I would treat yourself to something nice, and as DH isnt getting the hint I would try my best to stop doing anything for him on fathers day. Maybe in a week or two sit down and have a calm conversation with him about it. YANBU in wanting to mark the occasion, its about feeling appreciated and loved. 💐

Ginger1982 · 22/03/2020 20:57

"Ridiculous. You are not his mother. Why should he send you a mother's day card. Wait till your daughter is old enough to know what MD is, then she will make/send you a card as her mother. Until then wind your neck in, YABU"

It's not ridiculous. It's a way for your husband to show you he appreciates you for what you do as a mum and vice versa on Father's Day.

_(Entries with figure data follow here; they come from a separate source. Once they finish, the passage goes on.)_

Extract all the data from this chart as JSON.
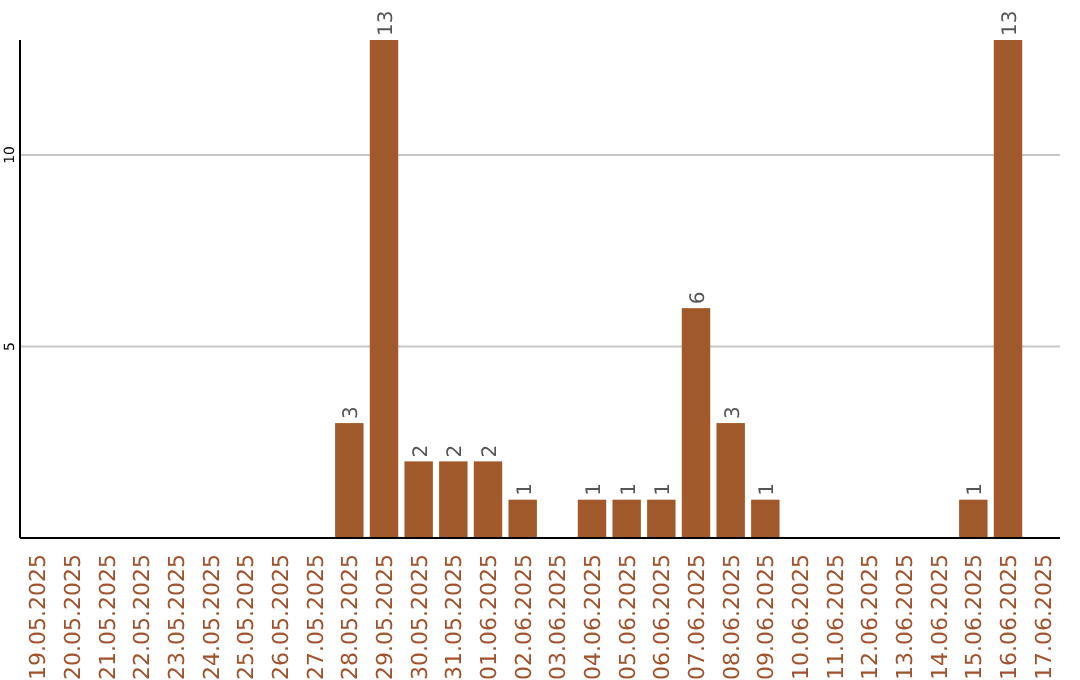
{
  "chart_data": {
    "type": "bar",
    "categories": [
      "19.05.2025",
      "20.05.2025",
      "21.05.2025",
      "22.05.2025",
      "23.05.2025",
      "24.05.2025",
      "25.05.2025",
      "26.05.2025",
      "27.05.2025",
      "28.05.2025",
      "29.05.2025",
      "30.05.2025",
      "31.05.2025",
      "01.06.2025",
      "02.06.2025",
      "03.06.2025",
      "04.06.2025",
      "05.06.2025",
      "06.06.2025",
      "07.06.2025",
      "08.06.2025",
      "09.06.2025",
      "10.06.2025",
      "11.06.2025",
      "12.06.2025",
      "13.06.2025",
      "14.06.2025",
      "15.06.2025",
      "16.06.2025",
      "17.06.2025"
    ],
    "values": [
      null,
      null,
      null,
      null,
      null,
      null,
      null,
      null,
      null,
      3,
      13,
      2,
      2,
      2,
      1,
      null,
      1,
      1,
      1,
      6,
      3,
      1,
      null,
      null,
      null,
      null,
      null,
      1,
      13,
      null
    ],
    "color": "#a0592a",
    "ylim": [
      0,
      13
    ],
    "yticks": [
      5,
      10
    ],
    "grid": "y",
    "data_labels": true
  }
}
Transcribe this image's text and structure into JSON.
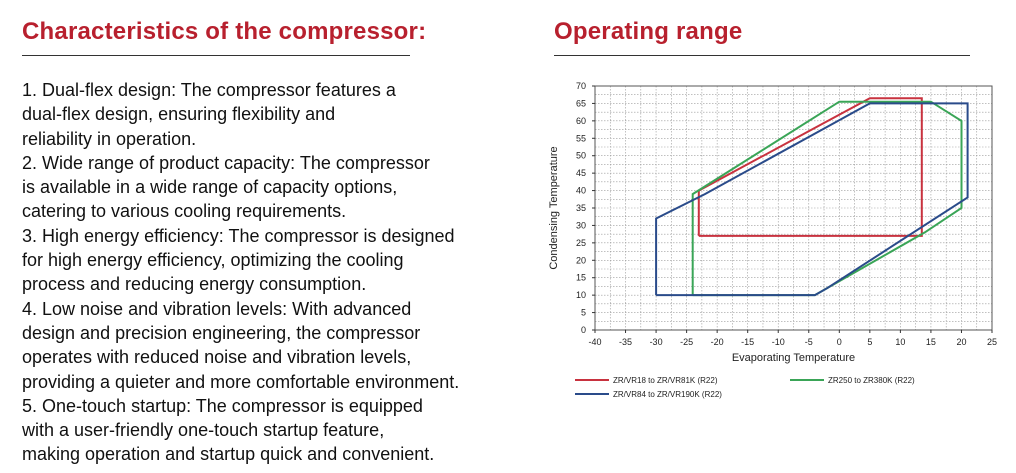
{
  "left": {
    "title": "Characteristics of the compressor:",
    "features": [
      [
        "1. Dual-flex design: The compressor features a",
        "dual-flex design, ensuring flexibility and",
        "reliability in operation."
      ],
      [
        "2. Wide range of product capacity: The compressor",
        "is available in a wide range of capacity options,",
        "catering to various cooling requirements."
      ],
      [
        "3. High energy efficiency: The compressor is designed",
        "for high energy efficiency, optimizing the cooling",
        "process and reducing energy consumption."
      ],
      [
        "4. Low noise and vibration levels: With advanced",
        "design and precision engineering, the compressor",
        "operates with reduced noise and vibration levels,",
        "providing a quieter and more comfortable environment."
      ],
      [
        "5. One-touch startup: The compressor is equipped",
        "with a user-friendly one-touch startup feature,",
        "making operation and startup quick and convenient."
      ]
    ]
  },
  "right": {
    "title": "Operating range"
  },
  "chart_data": {
    "type": "line",
    "title": "",
    "xlabel": "Evaporating Temperature",
    "ylabel": "Condensing Temperature",
    "xlim": [
      -40,
      25
    ],
    "ylim": [
      0,
      70
    ],
    "xticks": [
      -40,
      -35,
      -30,
      -25,
      -20,
      -15,
      -10,
      -5,
      0,
      5,
      10,
      15,
      20,
      25
    ],
    "yticks": [
      0,
      5,
      10,
      15,
      20,
      25,
      30,
      35,
      40,
      45,
      50,
      55,
      60,
      65,
      70
    ],
    "grid": true,
    "legend_position": "bottom",
    "series": [
      {
        "name": "ZR/VR18 to ZR/VR81K (R22)",
        "color": "#c8323f",
        "points": [
          [
            -23,
            27
          ],
          [
            -23,
            40
          ],
          [
            5,
            66.5
          ],
          [
            13.5,
            66.5
          ],
          [
            13.5,
            27
          ],
          [
            -23,
            27
          ]
        ]
      },
      {
        "name": "ZR250 to ZR380K (R22)",
        "color": "#3aa557",
        "points": [
          [
            -24,
            10
          ],
          [
            -24,
            39
          ],
          [
            0,
            65.5
          ],
          [
            15,
            65.5
          ],
          [
            20,
            60
          ],
          [
            20,
            35
          ],
          [
            14,
            28
          ],
          [
            -4,
            10
          ],
          [
            -24,
            10
          ]
        ]
      },
      {
        "name": "ZR/VR84 to ZR/VR190K (R22)",
        "color": "#2a4b8a",
        "points": [
          [
            -30,
            10
          ],
          [
            -30,
            32
          ],
          [
            -22,
            39
          ],
          [
            5,
            65
          ],
          [
            21,
            65
          ],
          [
            21,
            38
          ],
          [
            -2,
            12
          ],
          [
            -4,
            10
          ],
          [
            -30,
            10
          ]
        ]
      }
    ]
  }
}
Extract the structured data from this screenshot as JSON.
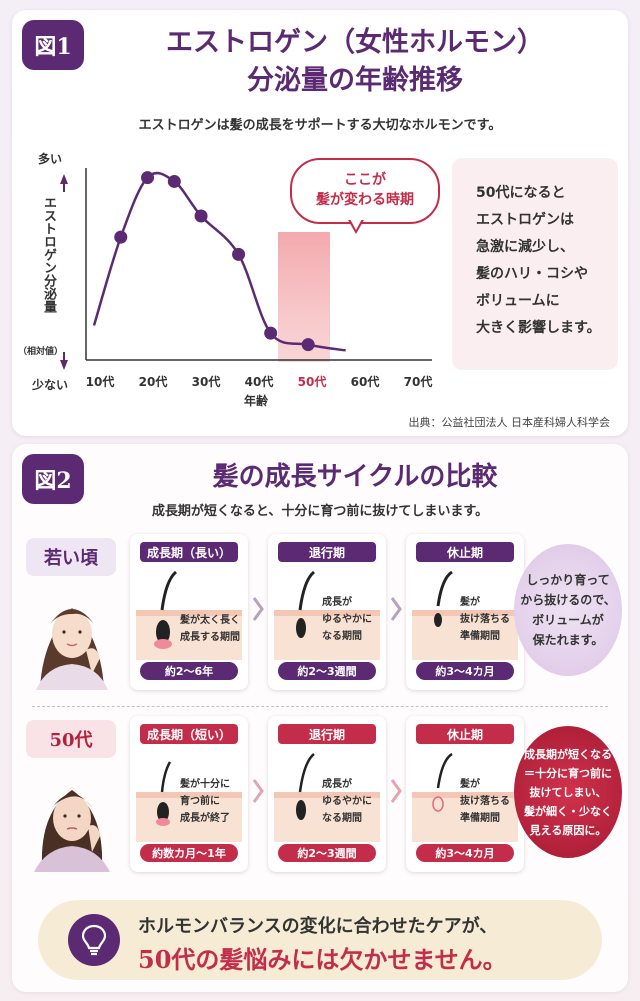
{
  "figure1": {
    "badge": "図1",
    "title_line1": "エストロゲン（女性ホルモン）",
    "title_line2": "分泌量の年齢推移",
    "subtitle": "エストロゲンは髪の成長をサポートする大切なホルモンです。",
    "y_axis_label": "エストロゲン分泌量",
    "y_top_label": "多い",
    "y_bottom_label": "少ない",
    "y_unit_note": "（相対値）",
    "x_axis_label": "年齢",
    "callout": {
      "line1": "ここが",
      "line2": "髪が変わる時期"
    },
    "note_lines": [
      "50代になると",
      "エストロゲンは",
      "急激に減少し、",
      "髪のハリ・コシや",
      "ボリュームに",
      "大きく影響します。"
    ],
    "source": "出典：公益社団法人 日本産科婦人科学会",
    "highlight_color": "#f2a0a4",
    "line_color": "#5b2a72"
  },
  "chart_data": {
    "type": "line",
    "title": "エストロゲン（女性ホルモン）分泌量の年齢推移",
    "xlabel": "年齢",
    "ylabel": "エストロゲン分泌量",
    "categories": [
      "10代",
      "20代",
      "30代",
      "40代",
      "50代",
      "60代",
      "70代"
    ],
    "highlight_category": "50代",
    "points": [
      {
        "x": 15,
        "y": 64
      },
      {
        "x": 20,
        "y": 95
      },
      {
        "x": 25,
        "y": 93
      },
      {
        "x": 30,
        "y": 75
      },
      {
        "x": 37,
        "y": 55
      },
      {
        "x": 43,
        "y": 14
      },
      {
        "x": 50,
        "y": 8
      }
    ],
    "grid": false
  },
  "figure2": {
    "badge": "図2",
    "title": "髪の成長サイクルの比較",
    "subtitle": "成長期が短くなると、十分に育つ前に抜けてしまいます。",
    "young": {
      "label": "若い頃",
      "cards": [
        {
          "head": "成長期（長い）",
          "desc": [
            "髪が太く長く",
            "成長する期間"
          ],
          "foot": "約2〜6年"
        },
        {
          "head": "退行期",
          "desc": [
            "成長が",
            "ゆるやかに",
            "なる期間"
          ],
          "foot": "約2〜3週間"
        },
        {
          "head": "休止期",
          "desc": [
            "髪が",
            "抜け落ちる",
            "準備期間"
          ],
          "foot": "約3〜4カ月"
        }
      ],
      "note": [
        "しっかり育って",
        "から抜けるので、",
        "ボリュームが",
        "保たれます。"
      ]
    },
    "fifty": {
      "label": "50代",
      "cards": [
        {
          "head": "成長期（短い）",
          "desc": [
            "髪が十分に",
            "育つ前に",
            "成長が終了"
          ],
          "foot": "約数カ月〜1年"
        },
        {
          "head": "退行期",
          "desc": [
            "成長が",
            "ゆるやかに",
            "なる期間"
          ],
          "foot": "約2〜3週間"
        },
        {
          "head": "休止期",
          "desc": [
            "髪が",
            "抜け落ちる",
            "準備期間"
          ],
          "foot": "約3〜4カ月"
        }
      ],
      "note": [
        "成長期が短くなる",
        "＝十分に育つ前に",
        "抜けてしまい、",
        "髪が細く・少なく",
        "見える原因に。"
      ]
    }
  },
  "banner": {
    "line1": "ホルモンバランスの変化に合わせたケアが、",
    "line2": "50代の髪悩みには欠かせません。",
    "icon": "lightbulb-icon"
  }
}
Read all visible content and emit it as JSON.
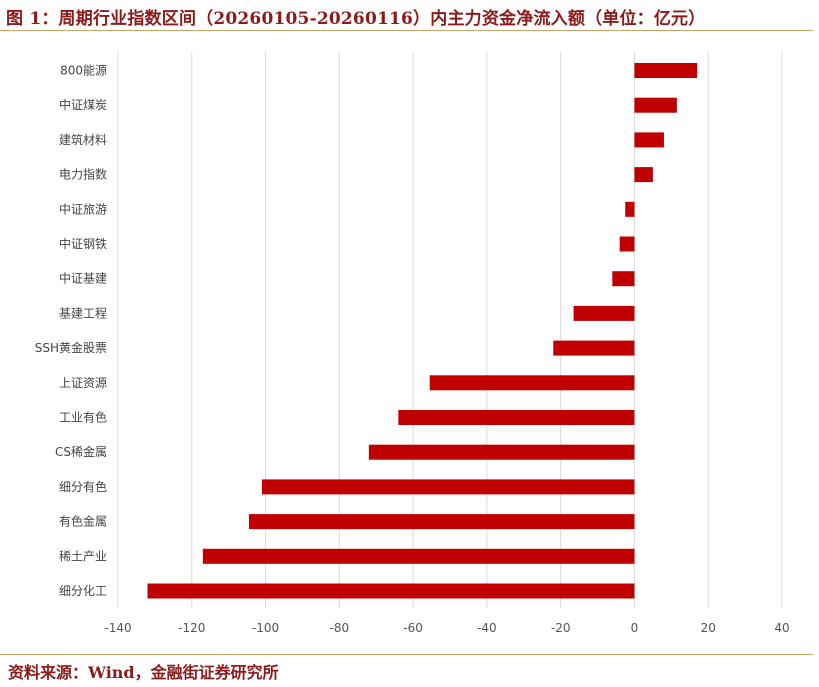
{
  "header": {
    "title": "图 1：周期行业指数区间（20260105-20260116）内主力资金净流入额（单位：亿元）"
  },
  "footer": {
    "source": "资料来源：Wind，金融街证券研究所"
  },
  "colors": {
    "bar": "#c00000",
    "grid": "#d9d9d9",
    "accent": "#8b1a1a"
  },
  "chart_data": {
    "type": "bar",
    "orientation": "horizontal",
    "title": "周期行业指数区间（20260105-20260116）内主力资金净流入额（单位：亿元）",
    "categories": [
      "800能源",
      "中证煤炭",
      "建筑材料",
      "电力指数",
      "中证旅游",
      "中证钢铁",
      "中证基建",
      "基建工程",
      "SSH黄金股票",
      "上证资源",
      "工业有色",
      "CS稀金属",
      "细分有色",
      "有色金属",
      "稀土产业",
      "细分化工"
    ],
    "values": [
      17,
      11.5,
      8,
      5,
      -2.5,
      -4,
      -6,
      -16.5,
      -22,
      -55.5,
      -64,
      -72,
      -101,
      -104.5,
      -117,
      -132
    ],
    "xlim": [
      -140,
      40
    ],
    "xticks": [
      -140,
      -120,
      -100,
      -80,
      -60,
      -40,
      -20,
      0,
      20,
      40
    ],
    "xlabel": "",
    "ylabel": "",
    "grid": true
  }
}
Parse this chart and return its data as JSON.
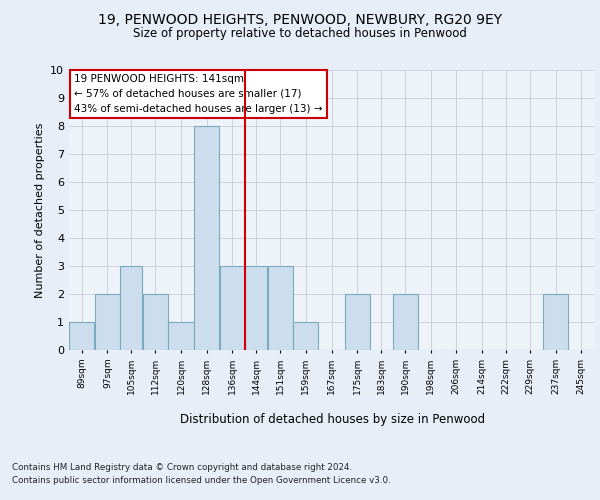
{
  "title1": "19, PENWOOD HEIGHTS, PENWOOD, NEWBURY, RG20 9EY",
  "title2": "Size of property relative to detached houses in Penwood",
  "xlabel": "Distribution of detached houses by size in Penwood",
  "ylabel": "Number of detached properties",
  "bin_labels": [
    "89sqm",
    "97sqm",
    "105sqm",
    "112sqm",
    "120sqm",
    "128sqm",
    "136sqm",
    "144sqm",
    "151sqm",
    "159sqm",
    "167sqm",
    "175sqm",
    "183sqm",
    "190sqm",
    "198sqm",
    "206sqm",
    "214sqm",
    "222sqm",
    "229sqm",
    "237sqm",
    "245sqm"
  ],
  "bar_heights": [
    1,
    2,
    3,
    2,
    1,
    8,
    3,
    3,
    3,
    1,
    0,
    2,
    0,
    2,
    0,
    0,
    0,
    0,
    0,
    2,
    0
  ],
  "bar_color": "#ccdded",
  "bar_edge_color": "#7aaabb",
  "annotation_line1": "19 PENWOOD HEIGHTS: 141sqm",
  "annotation_line2": "← 57% of detached houses are smaller (17)",
  "annotation_line3": "43% of semi-detached houses are larger (13) →",
  "annotation_box_color": "#ffffff",
  "annotation_box_edge": "#cc0000",
  "vline_color": "#cc0000",
  "ylim": [
    0,
    10
  ],
  "yticks": [
    0,
    1,
    2,
    3,
    4,
    5,
    6,
    7,
    8,
    9,
    10
  ],
  "footnote1": "Contains HM Land Registry data © Crown copyright and database right 2024.",
  "footnote2": "Contains public sector information licensed under the Open Government Licence v3.0.",
  "bg_color": "#e8eef8",
  "plot_bg_color": "#eef3fa",
  "grid_color": "#c8ccd8",
  "bin_edges": [
    85,
    93,
    101,
    108,
    116,
    124,
    132,
    140,
    147,
    155,
    163,
    171,
    179,
    186,
    194,
    202,
    210,
    218,
    225,
    233,
    241,
    249
  ]
}
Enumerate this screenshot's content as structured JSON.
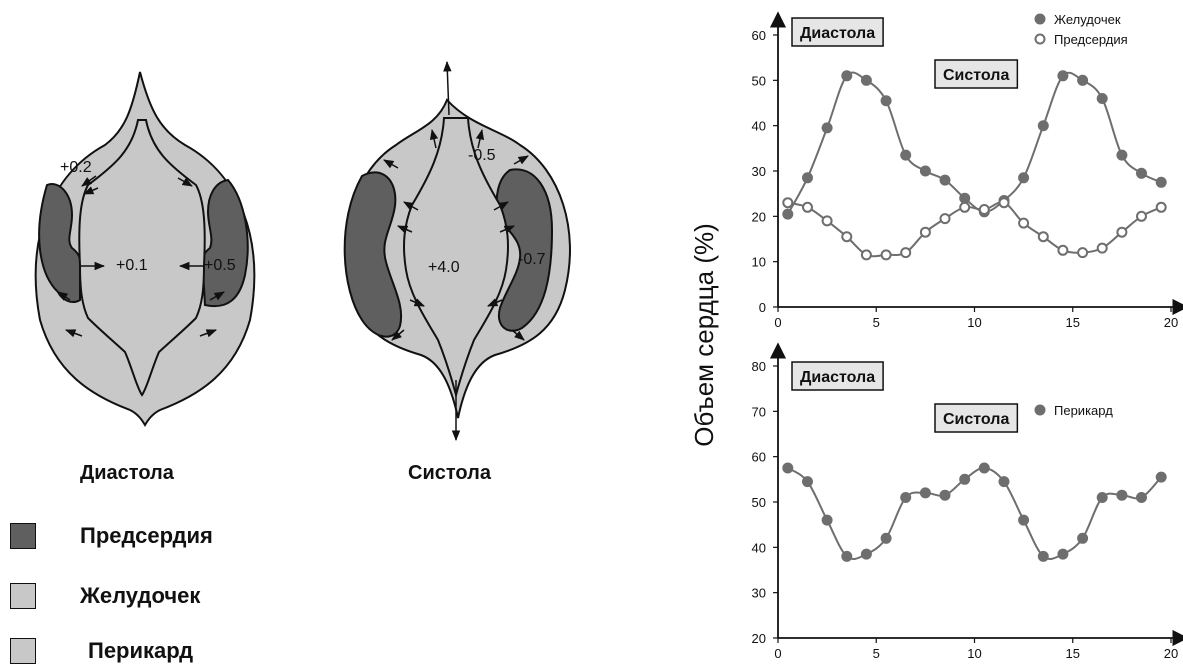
{
  "diagram": {
    "diastole": {
      "caption": "Диастола",
      "pressures": {
        "top_left": "+0.2",
        "center": "+0.1",
        "right": "+0.5"
      }
    },
    "systole": {
      "caption": "Систола",
      "pressures": {
        "top_right": "-0.5",
        "center": "+4.0",
        "right": "-0.7"
      }
    },
    "legend": [
      {
        "label": "Предсердия",
        "color": "#5f5f5f"
      },
      {
        "label": "Желудочек",
        "color": "#c8c8c8"
      },
      {
        "label": "Перикард",
        "color": "#c8c8c8"
      }
    ],
    "colors": {
      "atria": "#5f5f5f",
      "ventricle": "#c8c8c8",
      "pericardium": "#c8c8c8",
      "series": "#6e6e6e"
    }
  },
  "y_axis_label": "Объем сердца (%)",
  "chart_data": [
    {
      "type": "line",
      "x": [
        0.5,
        1.5,
        2.5,
        3.5,
        4.5,
        5.5,
        6.5,
        7.5,
        8.5,
        9.5,
        10.5,
        11.5,
        12.5,
        13.5,
        14.5,
        15.5,
        16.5,
        17.5,
        18.5,
        19.5
      ],
      "series": [
        {
          "name": "Желудочек",
          "marker": "filled",
          "values": [
            20.5,
            28.5,
            39.5,
            51,
            50,
            45.5,
            33.5,
            30,
            28,
            24,
            21,
            23.5,
            28.5,
            40,
            51,
            50,
            46,
            33.5,
            29.5,
            27.5
          ]
        },
        {
          "name": "Предсердия",
          "marker": "open",
          "values": [
            23,
            22,
            19,
            15.5,
            11.5,
            11.5,
            12,
            16.5,
            19.5,
            22,
            21.5,
            23,
            18.5,
            15.5,
            12.5,
            12,
            13,
            16.5,
            20,
            22
          ]
        }
      ],
      "annotations": [
        "Диастола",
        "Систола"
      ],
      "xlim": [
        0,
        20
      ],
      "ylim": [
        0,
        60
      ],
      "xticks": [
        0,
        5,
        10,
        15,
        20
      ],
      "yticks": [
        0,
        10,
        20,
        30,
        40,
        50,
        60
      ],
      "legend_position": "top-right"
    },
    {
      "type": "line",
      "x": [
        0.5,
        1.5,
        2.5,
        3.5,
        4.5,
        5.5,
        6.5,
        7.5,
        8.5,
        9.5,
        10.5,
        11.5,
        12.5,
        13.5,
        14.5,
        15.5,
        16.5,
        17.5,
        18.5,
        19.5
      ],
      "series": [
        {
          "name": "Перикард",
          "marker": "filled",
          "values": [
            57.5,
            54.5,
            46,
            38,
            38.5,
            42,
            51,
            52,
            51.5,
            55,
            57.5,
            54.5,
            46,
            38,
            38.5,
            42,
            51,
            51.5,
            51,
            55.5
          ]
        }
      ],
      "annotations": [
        "Диастола",
        "Систола"
      ],
      "xlim": [
        0,
        20
      ],
      "ylim": [
        20,
        80
      ],
      "xticks": [
        0,
        5,
        10,
        15,
        20
      ],
      "yticks": [
        20,
        30,
        40,
        50,
        60,
        70,
        80
      ],
      "legend_position": "top-right"
    }
  ]
}
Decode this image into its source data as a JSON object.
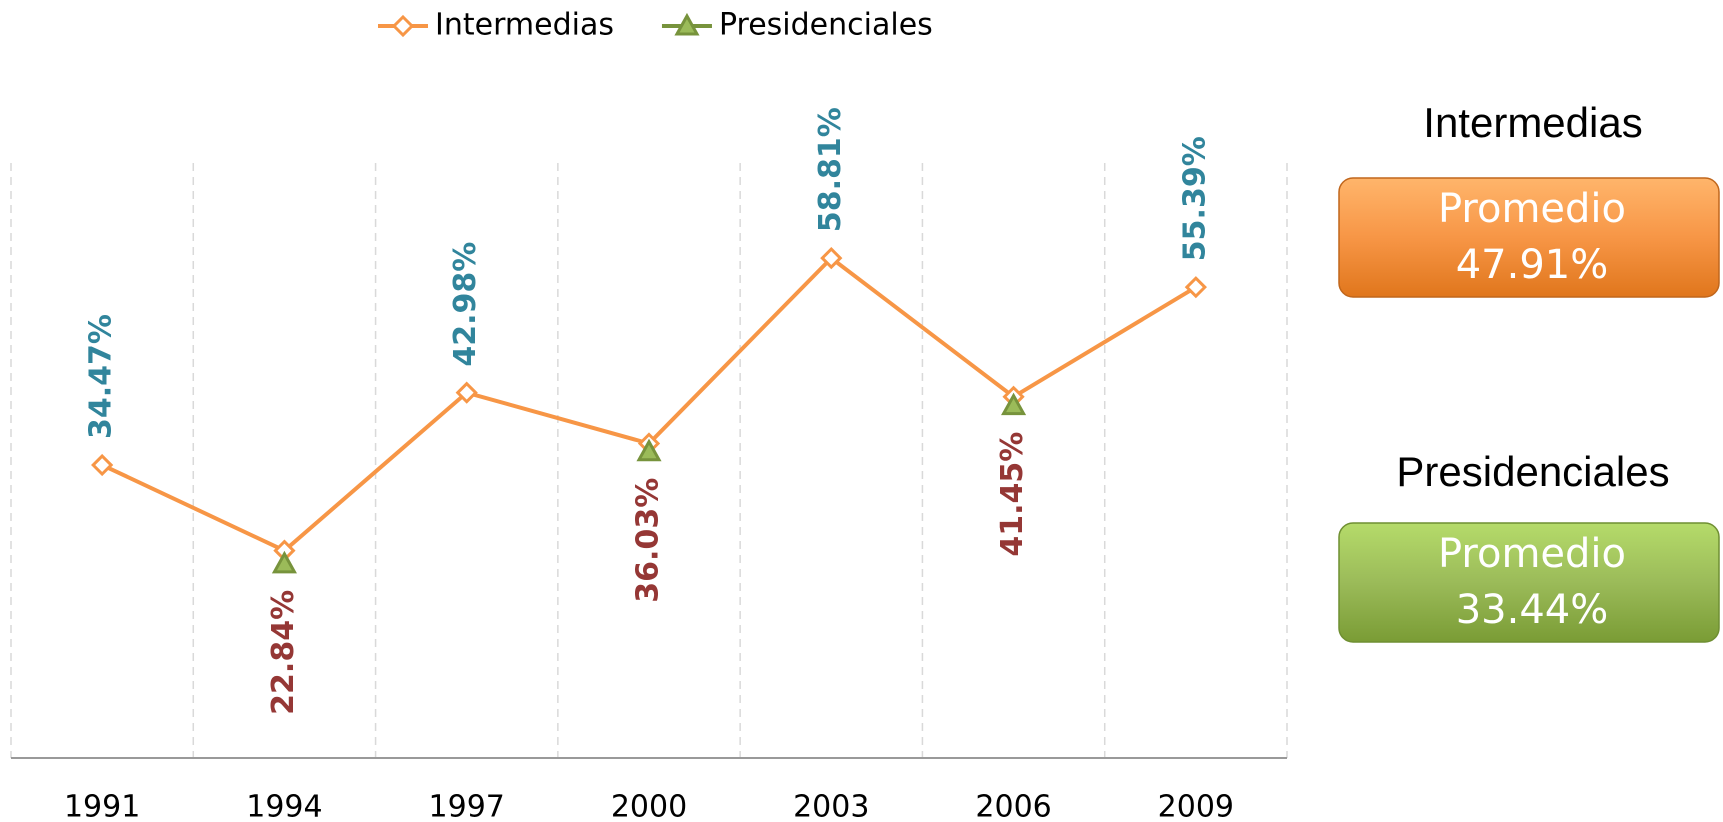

elenacampana · 22/03/2020 21:08

My mum didn’t get to see me this year, lots of parents didn’t see their children.

F* off.

Wearywithteens · 22/03/2020 21:19

This reply has been withdrawn

This has been withdrawn at the poster's request.

OhCaptain · 22/03/2020 21:30

@elenacampana you have no right to be upset about not seeing your mother.

Some people don’t even have mothers.

How dare you be upset? No one is ever allowed to be upset if there’s someone worse off. Not ever.

That’s how it works, right?

HillAreas · 22/03/2020 21:38

My DH had some lovely flowers delivered yesterday on behalf of baby DS. Today he’s been in a hellish mood and left me to do everything. I would have loved him to make me a cup of tea and do me the honour of seeing to his son so that I could actually drink it while it was hot. Can’t have everything though. The flowers are nice.
YANBU OP. It really is the small gestures that count.